The Chancellor has fired the starting on Lancashire’s shale gas industry - but did not give the green light for ‘fracking’ to resume.
George Osborne confirmed plans to create an Office for Unconventional Gas which he said would create “safe but simple” regulation for controversial hydraulic fracturing, which is being pioneered in Lancashire.
He also confirmed consultation on tax breaks to support the industry would continue
But, the Government has failed to make an announcement on whether it will allow the process, known as ‘fracking’, to resume after an 18-month delay which followed two earthquakes on the Fylde coast.
It is understood the decision will be announced by Energy Secretary Ed Davey upon his return from a climate change summit in Doha.
In his Autumn Statement on Wednesday, Mr Osborne said: “We are consulting on new tax incentives for shale gas and announcing the creation of a single Office for Unconventional Gas so that regulation is safe but simple.
“We don’t want British families and businesses to be left behind as gas prices tumble on the other side of the Atlantic.”

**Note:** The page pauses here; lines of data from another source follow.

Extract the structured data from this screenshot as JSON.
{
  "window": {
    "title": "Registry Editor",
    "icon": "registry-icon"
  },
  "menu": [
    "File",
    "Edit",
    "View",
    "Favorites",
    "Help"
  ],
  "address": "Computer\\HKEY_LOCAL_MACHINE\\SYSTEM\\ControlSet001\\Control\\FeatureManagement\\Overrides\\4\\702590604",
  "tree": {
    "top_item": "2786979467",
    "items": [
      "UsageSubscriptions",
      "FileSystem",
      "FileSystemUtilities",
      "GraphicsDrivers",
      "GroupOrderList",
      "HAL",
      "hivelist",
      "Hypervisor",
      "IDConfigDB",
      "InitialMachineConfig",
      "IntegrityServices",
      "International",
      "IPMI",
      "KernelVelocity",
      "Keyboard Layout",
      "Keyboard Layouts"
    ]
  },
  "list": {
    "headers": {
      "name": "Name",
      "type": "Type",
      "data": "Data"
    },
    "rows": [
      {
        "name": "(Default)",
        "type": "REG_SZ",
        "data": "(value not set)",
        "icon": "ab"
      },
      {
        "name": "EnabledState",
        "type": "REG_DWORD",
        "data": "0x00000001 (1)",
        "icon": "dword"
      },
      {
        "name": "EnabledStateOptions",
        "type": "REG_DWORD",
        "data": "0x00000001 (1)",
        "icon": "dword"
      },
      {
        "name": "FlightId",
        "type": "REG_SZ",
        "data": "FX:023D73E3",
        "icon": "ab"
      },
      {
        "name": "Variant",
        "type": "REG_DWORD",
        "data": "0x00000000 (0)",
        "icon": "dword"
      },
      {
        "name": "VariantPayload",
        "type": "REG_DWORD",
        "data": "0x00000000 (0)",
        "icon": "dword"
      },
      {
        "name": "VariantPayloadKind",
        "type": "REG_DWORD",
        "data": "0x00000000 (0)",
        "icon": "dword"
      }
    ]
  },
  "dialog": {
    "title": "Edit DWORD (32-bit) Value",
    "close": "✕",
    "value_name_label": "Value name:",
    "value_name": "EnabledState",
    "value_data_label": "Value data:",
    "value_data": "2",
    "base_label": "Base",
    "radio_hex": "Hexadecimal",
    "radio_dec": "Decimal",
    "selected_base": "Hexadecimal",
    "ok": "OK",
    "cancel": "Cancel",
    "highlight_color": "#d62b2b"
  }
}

In response, Fylde MP Mark Menzies, whose constituency is the focus of exploration work by energy firm Cuadrilla Resources, said he was “extremely pleased” the Government planned to set up a body to oversee shale gas.
Cuadrilla has exploration wells at Banks, near Hesketh Bank and Westby, Singleton and Weeton on the Fylde.
Mr Menzies said: “I have been championing this proposal for some time and I feel this is vital to achieving the world-leading standard of regulation which the people of Fylde will want to see if gas extraction is to go ahead.
“The body, I hope, will now work with the existing regulators, the industry and, most importantly, local residents to ensure that, if further fracking does go ahead, it will be done safely, securely and with the upmost sensitivity to the environment.”